Two or more individuals or companies may incorporate a limited liability company and establish its managers. The number of members for the venture must be no less than two.
The limited company will be established by private document or public deed protocolized before a Public Notary and registered in the Public Registry.
Joint Venture (Sociedades Accidentales o Cuentas en Participación)
Joint Ventures lack legal personality, are not subjected to any solemnity, and their existence may be attested by the common test.
Tax structure and scope
Taxes in Panama are levied only on income or gains derived from business and activities carried out on in Panama itself, as Panama’s taxation system is conceived on a territorial basis.
Persons, either natural or legal entities, undertaking business both inside and outside the territory of Panama are subjected to taxes only on income generated within the territory of Panama. There are several special taxation regimes for companies operating under incentive regimes, such as companies located in the Colón Free Zone and other special commercial areas, as well as for companies specifying certain investments, services, or productions.
What is taxed?
Taxable income: income from Panamanian source, territorial.
How is tax applied?
For taxpayers with annual gross taxable revenues over $1,500,000, Panamanian source income is subject to a 25% corporate income tax rate assessed on the higher of:
• The taxpayer’s actual net taxable income; or
• a presumed net taxable income of 4.67%
Expenses or costs of the enterprise used to generate taxable income or to preserve the business are deductible in tax returns and must be documented by the fiscal printers.
Rates of income tax
General rate: 25%
Annual tax returns
Three months after the fiscal year ends.
What is taxed?
This income applies to imported merchandise, or products and services, sold in Panama.
Who is the contributor?
The importer, seller, or service provider
• General: 7%
• Alcoholic beverages: 10%
• Hotels: 10%
• Tobacco: 15%
What is taxed?
Securities, bonds, and shares:
The transfer of taxable securities is subject to a 10% tax over the gain and to an advance over the sale price of 5%, which must be withheld by the purchaser.
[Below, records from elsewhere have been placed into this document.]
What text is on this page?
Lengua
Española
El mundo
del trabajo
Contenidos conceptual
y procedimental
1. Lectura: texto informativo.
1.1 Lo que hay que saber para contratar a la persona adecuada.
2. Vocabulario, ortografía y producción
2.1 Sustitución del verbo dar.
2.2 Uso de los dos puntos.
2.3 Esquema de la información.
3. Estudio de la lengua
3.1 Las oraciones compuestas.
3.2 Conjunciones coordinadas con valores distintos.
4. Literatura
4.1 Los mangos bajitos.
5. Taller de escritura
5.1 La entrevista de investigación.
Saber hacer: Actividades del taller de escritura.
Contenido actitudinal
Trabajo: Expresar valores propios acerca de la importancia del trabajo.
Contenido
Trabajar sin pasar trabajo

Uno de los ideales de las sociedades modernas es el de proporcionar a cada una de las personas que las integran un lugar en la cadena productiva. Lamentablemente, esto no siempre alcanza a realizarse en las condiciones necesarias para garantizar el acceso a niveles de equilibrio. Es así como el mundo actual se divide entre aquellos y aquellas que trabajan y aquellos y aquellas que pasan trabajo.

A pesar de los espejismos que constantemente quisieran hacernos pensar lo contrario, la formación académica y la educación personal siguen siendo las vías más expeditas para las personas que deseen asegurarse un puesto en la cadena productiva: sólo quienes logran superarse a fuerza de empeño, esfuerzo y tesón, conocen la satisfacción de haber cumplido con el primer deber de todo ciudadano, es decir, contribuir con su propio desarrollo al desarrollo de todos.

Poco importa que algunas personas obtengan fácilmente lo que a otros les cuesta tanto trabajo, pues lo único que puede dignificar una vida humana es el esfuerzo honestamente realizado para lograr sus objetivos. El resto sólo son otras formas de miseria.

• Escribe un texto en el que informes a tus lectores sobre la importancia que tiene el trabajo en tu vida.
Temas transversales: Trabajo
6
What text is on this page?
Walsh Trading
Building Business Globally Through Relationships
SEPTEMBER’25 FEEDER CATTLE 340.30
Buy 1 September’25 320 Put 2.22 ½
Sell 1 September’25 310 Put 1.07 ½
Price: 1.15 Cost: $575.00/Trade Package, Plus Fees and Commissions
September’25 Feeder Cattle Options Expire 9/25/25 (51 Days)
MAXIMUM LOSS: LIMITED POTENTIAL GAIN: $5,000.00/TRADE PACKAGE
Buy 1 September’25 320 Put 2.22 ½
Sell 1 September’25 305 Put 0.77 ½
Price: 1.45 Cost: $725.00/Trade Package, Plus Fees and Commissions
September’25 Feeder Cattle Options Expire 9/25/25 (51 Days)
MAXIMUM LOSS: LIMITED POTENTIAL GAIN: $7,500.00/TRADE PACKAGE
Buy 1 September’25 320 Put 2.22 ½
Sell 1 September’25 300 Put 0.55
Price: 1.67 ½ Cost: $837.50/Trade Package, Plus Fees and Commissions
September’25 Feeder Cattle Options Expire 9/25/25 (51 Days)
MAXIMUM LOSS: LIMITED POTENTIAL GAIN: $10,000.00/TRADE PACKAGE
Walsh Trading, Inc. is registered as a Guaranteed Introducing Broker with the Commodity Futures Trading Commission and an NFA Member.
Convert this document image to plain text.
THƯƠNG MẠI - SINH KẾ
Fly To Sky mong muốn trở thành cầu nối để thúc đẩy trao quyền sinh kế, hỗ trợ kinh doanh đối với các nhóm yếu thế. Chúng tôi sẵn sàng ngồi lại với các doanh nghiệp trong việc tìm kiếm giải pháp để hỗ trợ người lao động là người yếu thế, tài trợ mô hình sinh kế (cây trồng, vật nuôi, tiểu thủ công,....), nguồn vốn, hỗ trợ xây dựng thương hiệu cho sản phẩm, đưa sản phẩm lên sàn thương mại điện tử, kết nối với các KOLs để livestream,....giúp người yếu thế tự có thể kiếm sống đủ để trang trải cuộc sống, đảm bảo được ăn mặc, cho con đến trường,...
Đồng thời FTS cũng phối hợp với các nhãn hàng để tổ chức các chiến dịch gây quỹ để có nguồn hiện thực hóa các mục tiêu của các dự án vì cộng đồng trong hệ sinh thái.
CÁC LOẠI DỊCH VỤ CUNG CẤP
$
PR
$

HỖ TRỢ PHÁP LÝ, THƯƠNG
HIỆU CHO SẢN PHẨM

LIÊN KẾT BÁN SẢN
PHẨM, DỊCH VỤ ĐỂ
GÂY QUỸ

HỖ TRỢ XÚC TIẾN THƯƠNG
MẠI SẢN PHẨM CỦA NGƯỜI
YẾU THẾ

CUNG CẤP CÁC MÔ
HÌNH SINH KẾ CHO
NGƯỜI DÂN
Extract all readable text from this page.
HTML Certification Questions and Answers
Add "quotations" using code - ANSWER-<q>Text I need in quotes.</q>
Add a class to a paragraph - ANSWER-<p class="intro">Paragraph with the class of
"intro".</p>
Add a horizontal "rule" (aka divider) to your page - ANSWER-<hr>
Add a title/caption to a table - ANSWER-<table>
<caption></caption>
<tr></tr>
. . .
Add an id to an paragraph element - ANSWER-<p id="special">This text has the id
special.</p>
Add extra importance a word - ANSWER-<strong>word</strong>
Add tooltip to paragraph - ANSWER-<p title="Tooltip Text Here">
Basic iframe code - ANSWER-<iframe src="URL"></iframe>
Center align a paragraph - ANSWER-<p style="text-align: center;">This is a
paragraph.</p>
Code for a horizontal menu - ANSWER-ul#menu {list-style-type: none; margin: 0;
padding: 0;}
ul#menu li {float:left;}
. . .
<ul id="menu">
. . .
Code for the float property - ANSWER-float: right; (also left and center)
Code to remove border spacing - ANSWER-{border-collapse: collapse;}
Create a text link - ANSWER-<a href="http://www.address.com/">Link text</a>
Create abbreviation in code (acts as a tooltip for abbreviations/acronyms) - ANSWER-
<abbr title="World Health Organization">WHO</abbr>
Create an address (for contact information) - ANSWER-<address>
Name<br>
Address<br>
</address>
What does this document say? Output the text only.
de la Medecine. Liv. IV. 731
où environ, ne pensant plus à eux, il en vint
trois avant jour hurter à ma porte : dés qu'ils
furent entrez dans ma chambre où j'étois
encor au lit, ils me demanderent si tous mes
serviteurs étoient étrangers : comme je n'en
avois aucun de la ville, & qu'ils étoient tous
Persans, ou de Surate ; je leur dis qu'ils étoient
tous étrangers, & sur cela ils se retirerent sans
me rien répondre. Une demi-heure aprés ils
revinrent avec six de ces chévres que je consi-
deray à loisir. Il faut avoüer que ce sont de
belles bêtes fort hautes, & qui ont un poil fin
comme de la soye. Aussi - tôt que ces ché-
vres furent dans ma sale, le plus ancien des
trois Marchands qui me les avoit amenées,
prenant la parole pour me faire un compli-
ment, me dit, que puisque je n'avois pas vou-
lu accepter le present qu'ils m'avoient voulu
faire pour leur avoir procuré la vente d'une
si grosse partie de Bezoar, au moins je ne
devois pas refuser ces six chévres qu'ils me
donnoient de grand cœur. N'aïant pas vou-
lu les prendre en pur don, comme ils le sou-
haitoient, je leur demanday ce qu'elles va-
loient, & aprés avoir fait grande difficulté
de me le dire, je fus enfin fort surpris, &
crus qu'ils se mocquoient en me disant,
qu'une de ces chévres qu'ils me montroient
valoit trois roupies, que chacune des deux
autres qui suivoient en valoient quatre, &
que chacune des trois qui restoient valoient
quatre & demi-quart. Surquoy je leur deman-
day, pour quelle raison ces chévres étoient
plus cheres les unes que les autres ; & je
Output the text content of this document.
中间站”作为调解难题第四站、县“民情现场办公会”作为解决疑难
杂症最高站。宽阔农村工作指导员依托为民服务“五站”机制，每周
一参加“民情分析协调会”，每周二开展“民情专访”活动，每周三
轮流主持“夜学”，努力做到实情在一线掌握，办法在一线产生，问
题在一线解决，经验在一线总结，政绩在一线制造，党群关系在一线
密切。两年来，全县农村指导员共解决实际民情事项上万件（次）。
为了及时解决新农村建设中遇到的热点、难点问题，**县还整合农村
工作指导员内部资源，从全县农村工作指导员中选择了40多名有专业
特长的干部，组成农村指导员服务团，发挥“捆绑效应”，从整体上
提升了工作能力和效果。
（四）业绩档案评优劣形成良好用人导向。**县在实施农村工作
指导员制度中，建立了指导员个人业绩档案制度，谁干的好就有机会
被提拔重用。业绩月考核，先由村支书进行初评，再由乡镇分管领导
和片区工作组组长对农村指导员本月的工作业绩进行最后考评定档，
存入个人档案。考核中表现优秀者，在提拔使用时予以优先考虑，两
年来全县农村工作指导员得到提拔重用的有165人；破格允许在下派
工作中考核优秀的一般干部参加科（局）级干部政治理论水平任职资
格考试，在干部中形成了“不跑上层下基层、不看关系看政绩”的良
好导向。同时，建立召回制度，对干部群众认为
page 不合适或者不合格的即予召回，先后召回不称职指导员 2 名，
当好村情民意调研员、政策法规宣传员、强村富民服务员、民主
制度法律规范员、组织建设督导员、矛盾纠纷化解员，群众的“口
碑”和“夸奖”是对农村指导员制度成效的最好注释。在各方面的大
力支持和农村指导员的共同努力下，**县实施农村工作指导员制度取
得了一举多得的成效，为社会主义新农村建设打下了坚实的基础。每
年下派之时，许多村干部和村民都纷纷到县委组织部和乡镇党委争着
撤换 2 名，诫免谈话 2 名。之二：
The seller may opt for this 5% to be the definitive tax.
Real estate property
For the ordinary course of business with construction permits issued before January 1, 2010, the general tax regime applies.
For the ordinary course of business with construction permits issued after January 1, 2010, a definitive tax is paid over the sale price as follows:
Value of the new real estate property:
Up to $35,000: 0.5%
From $35,000 to $80,000: 1.5%
Over $80,000: 2.5%
Commercial properties: 4.5%
A non-ordinary course of business is subject to a 10% tax over the gain and an advance over the sale price of 3% that the purchaser must withhold. The seller may opt for this 3% to be his definitive tax. With this tax the seller must pay a 2% Real Estate Transfer Tax.
In all regimens, Dividend and Complementary Tax is paid.
What is taxed?
Net after-tax profits for the shareholder.
Nominative shares: 10%
Exempt incomes: 5% f) and l) of the Article 708 of the Fiscal Code, free zone companies, foreign source income.
Bearer shares: 20%
Ten (10) days following the date of distribution.
NOTICE OF OPERATIONS TAX
What is taxed?
• 2% annual over the net assets of the company up to a maximum of $60,000.
• 0.5% annual over the net assets of the company (free zones) up to a maximum of $50,000.